We have been taking advantage of these opportunities since 2016, when we began investing in an actively managed healthcare and biotech investment trust. We see high growth potential and strong structural tailwinds in the industry, and have since added to our exposure by investing in a passive exchange-traded fund (ETF) tracking the Nasdaq Biotechnology Index.

Having fallen sharply between late 2014 and 2016, the Nasdaq Biotechnology Index has been tracking steadily upward ever since. Despite its considerable growth potential and solid performance since 2017, the sector continues to trade at relatively attractive valuations; since the 2014-2016 sell-off, the sector’s price-to-earnings ratio has languished below that of the broader market for the first time in history.

As any excess capital is generally reinvested into further research and development, the majority of returns from the biotech sector are driven by mergers and acquisition activity and – crucially – the number of new drug approvals in a given year. The latter is positive news for investors, as approvals are on track for near-record levels in 2018, backing up strong years in 2015 and 2017.

For the sector’s world leaders in the US, biotech activities are tightly regulated by the Food and Drugs Agency (FDA). However, in a characteristically controversial manoeuvre, President Trump recently found himself on the biotech frontline when signing the ‘Right-to-try’ law – legislation permitting terminally ill patients to bypass the FDA to gain faster, unhindered access to experimental treatments. While not universally supported, and not without ethical constraints, the act should widen the pipeline of information on the effectiveness of potential new treatments. In turn, this could accelerate decision making over the fate of these new drugs. 

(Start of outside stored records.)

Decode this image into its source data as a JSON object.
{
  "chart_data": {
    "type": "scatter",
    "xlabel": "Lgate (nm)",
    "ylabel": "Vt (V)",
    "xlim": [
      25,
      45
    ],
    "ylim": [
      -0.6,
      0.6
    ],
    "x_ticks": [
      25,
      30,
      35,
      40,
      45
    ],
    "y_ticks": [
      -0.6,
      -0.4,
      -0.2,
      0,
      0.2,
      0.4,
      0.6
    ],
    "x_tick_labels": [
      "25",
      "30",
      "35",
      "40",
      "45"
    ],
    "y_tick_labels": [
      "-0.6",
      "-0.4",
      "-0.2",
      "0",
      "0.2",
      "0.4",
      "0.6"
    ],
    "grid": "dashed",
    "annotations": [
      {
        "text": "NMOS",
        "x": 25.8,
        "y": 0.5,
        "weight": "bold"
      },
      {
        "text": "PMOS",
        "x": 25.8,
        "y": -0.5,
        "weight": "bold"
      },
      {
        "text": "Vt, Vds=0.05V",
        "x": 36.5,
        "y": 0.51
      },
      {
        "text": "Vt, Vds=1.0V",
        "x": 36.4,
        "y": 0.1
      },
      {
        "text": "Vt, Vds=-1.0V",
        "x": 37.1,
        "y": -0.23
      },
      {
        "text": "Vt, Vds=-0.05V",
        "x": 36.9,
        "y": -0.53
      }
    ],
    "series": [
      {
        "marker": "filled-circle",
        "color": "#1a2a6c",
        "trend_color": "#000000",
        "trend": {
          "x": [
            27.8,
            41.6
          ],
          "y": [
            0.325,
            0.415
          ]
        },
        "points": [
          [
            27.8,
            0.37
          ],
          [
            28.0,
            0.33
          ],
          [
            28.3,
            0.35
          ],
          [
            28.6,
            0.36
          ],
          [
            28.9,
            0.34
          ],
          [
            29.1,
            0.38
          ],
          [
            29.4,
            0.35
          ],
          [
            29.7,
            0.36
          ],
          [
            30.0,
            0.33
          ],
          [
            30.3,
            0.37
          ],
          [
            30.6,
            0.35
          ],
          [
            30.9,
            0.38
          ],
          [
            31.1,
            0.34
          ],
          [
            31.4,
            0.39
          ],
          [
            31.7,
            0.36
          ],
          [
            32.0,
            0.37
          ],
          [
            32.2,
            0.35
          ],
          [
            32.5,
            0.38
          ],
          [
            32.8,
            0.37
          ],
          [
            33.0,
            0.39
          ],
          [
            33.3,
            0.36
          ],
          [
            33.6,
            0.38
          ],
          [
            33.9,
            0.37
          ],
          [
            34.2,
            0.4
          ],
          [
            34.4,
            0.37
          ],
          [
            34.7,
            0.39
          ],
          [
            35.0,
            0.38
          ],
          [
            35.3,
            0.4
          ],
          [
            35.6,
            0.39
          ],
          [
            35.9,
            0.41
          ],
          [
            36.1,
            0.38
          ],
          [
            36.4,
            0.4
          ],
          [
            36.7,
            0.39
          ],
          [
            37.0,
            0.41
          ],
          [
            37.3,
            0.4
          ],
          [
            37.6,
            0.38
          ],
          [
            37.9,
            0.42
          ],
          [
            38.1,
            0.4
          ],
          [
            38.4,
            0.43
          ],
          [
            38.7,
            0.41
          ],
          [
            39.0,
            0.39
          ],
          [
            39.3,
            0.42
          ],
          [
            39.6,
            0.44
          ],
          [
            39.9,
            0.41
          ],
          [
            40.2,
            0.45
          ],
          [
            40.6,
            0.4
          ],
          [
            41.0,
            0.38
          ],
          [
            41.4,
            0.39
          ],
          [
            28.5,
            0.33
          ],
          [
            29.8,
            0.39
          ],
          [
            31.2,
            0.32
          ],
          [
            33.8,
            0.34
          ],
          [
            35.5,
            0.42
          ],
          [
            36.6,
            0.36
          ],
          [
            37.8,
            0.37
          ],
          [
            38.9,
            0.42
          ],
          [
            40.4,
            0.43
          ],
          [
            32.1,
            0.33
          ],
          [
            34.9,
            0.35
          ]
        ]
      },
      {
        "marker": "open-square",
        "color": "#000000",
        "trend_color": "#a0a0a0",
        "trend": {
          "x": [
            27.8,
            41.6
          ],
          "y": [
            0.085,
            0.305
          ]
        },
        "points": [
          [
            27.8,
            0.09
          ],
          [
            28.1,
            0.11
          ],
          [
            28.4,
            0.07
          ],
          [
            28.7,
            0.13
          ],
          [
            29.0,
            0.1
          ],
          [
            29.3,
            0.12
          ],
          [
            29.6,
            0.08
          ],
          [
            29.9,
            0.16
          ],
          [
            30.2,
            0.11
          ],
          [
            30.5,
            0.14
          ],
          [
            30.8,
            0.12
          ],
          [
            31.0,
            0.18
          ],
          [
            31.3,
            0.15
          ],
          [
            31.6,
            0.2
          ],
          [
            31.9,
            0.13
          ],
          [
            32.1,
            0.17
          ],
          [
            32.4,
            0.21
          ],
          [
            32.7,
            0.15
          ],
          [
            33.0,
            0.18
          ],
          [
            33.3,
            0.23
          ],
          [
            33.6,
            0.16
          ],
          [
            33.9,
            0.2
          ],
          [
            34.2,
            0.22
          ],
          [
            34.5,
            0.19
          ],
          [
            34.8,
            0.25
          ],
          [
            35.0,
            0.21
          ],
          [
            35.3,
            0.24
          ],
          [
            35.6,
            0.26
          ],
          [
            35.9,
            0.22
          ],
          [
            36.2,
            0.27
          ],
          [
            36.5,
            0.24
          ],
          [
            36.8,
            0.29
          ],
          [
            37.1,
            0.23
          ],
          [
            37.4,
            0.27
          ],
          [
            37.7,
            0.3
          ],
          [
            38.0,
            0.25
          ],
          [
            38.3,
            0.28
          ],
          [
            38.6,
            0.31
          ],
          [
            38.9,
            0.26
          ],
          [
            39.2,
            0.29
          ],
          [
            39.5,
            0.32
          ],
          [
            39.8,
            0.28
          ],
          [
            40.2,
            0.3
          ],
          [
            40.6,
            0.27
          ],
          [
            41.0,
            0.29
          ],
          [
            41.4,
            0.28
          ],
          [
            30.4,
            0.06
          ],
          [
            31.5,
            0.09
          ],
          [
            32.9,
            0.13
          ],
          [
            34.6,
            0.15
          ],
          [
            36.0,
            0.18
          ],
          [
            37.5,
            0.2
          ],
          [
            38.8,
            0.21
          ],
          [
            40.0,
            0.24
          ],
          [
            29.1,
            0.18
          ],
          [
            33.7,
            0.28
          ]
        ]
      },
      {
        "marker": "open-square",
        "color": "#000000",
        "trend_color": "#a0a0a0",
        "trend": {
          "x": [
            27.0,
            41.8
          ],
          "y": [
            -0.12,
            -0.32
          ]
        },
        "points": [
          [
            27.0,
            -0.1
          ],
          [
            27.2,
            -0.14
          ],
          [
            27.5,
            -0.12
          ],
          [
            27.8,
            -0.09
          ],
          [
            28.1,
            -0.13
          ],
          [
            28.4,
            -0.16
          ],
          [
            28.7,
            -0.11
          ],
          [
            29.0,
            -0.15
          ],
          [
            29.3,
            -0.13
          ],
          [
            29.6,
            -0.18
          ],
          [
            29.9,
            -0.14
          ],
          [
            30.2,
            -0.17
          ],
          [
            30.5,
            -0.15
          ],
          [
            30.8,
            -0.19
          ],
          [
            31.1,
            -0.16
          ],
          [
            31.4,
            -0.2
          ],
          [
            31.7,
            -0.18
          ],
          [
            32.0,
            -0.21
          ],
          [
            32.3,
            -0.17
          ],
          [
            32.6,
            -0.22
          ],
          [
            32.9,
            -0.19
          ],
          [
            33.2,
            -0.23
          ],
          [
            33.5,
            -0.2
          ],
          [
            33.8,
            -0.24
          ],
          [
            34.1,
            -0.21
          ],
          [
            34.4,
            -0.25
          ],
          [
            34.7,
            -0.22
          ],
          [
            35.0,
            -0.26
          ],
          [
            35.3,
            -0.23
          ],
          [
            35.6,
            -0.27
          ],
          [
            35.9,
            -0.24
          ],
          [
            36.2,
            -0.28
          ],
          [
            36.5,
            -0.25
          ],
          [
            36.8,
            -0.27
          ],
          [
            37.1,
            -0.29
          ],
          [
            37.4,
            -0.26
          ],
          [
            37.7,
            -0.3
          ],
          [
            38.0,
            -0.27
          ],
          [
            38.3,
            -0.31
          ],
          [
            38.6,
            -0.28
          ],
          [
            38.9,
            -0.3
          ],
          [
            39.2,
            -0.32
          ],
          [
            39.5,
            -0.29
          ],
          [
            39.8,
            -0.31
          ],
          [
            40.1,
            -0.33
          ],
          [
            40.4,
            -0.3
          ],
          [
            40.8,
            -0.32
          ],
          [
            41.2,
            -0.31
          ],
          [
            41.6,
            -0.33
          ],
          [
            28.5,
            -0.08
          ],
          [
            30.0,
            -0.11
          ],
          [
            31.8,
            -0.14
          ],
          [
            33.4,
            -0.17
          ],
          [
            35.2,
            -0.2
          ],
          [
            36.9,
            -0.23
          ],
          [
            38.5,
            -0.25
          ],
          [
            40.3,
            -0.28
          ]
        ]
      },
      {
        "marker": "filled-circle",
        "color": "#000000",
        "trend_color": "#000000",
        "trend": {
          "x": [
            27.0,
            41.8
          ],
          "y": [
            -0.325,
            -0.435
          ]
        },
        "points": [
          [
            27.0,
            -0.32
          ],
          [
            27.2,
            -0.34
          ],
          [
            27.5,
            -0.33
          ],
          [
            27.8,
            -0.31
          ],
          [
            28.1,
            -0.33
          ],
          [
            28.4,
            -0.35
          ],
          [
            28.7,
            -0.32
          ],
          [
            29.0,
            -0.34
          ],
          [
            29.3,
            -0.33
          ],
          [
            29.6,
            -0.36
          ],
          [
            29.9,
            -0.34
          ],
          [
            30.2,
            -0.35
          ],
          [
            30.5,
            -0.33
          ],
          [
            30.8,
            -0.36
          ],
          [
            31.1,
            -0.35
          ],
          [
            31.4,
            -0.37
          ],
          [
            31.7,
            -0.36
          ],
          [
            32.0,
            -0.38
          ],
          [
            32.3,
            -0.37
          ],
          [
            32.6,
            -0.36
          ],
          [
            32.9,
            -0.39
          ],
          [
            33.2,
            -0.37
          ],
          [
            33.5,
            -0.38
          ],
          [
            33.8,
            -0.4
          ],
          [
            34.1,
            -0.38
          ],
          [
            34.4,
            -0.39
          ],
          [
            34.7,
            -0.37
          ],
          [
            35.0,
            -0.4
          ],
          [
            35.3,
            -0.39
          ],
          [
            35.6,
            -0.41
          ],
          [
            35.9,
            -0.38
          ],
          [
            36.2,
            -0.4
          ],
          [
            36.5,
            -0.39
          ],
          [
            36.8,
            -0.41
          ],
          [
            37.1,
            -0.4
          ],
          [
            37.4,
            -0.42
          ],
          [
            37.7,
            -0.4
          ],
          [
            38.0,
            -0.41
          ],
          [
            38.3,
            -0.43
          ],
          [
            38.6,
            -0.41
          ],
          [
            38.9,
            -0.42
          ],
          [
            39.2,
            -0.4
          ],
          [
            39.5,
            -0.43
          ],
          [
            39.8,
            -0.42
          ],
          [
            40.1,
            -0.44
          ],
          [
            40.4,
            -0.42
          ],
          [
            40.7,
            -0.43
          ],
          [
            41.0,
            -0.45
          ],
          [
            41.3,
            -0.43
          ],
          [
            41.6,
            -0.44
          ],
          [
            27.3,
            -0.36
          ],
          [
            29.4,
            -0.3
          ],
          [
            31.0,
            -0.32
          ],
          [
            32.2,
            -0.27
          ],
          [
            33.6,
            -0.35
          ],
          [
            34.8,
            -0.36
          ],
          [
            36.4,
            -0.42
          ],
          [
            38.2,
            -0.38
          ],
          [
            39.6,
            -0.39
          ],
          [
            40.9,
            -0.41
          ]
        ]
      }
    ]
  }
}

As with all sectors, biotech has its weaknesses. The most commonly highlighted risks are the binary nature of research results and the subsequent price movements in individual companies. More recently, political pressure to address fears around drug pricing is also mounting.

Mindful of these risks, but also seeking to harness biotech’s many compelling opportunities, our diversified positioning aims to limit the portfolios’ exposure to stock-specific risk, while allowing access to the benefits of powerful demographic shifts.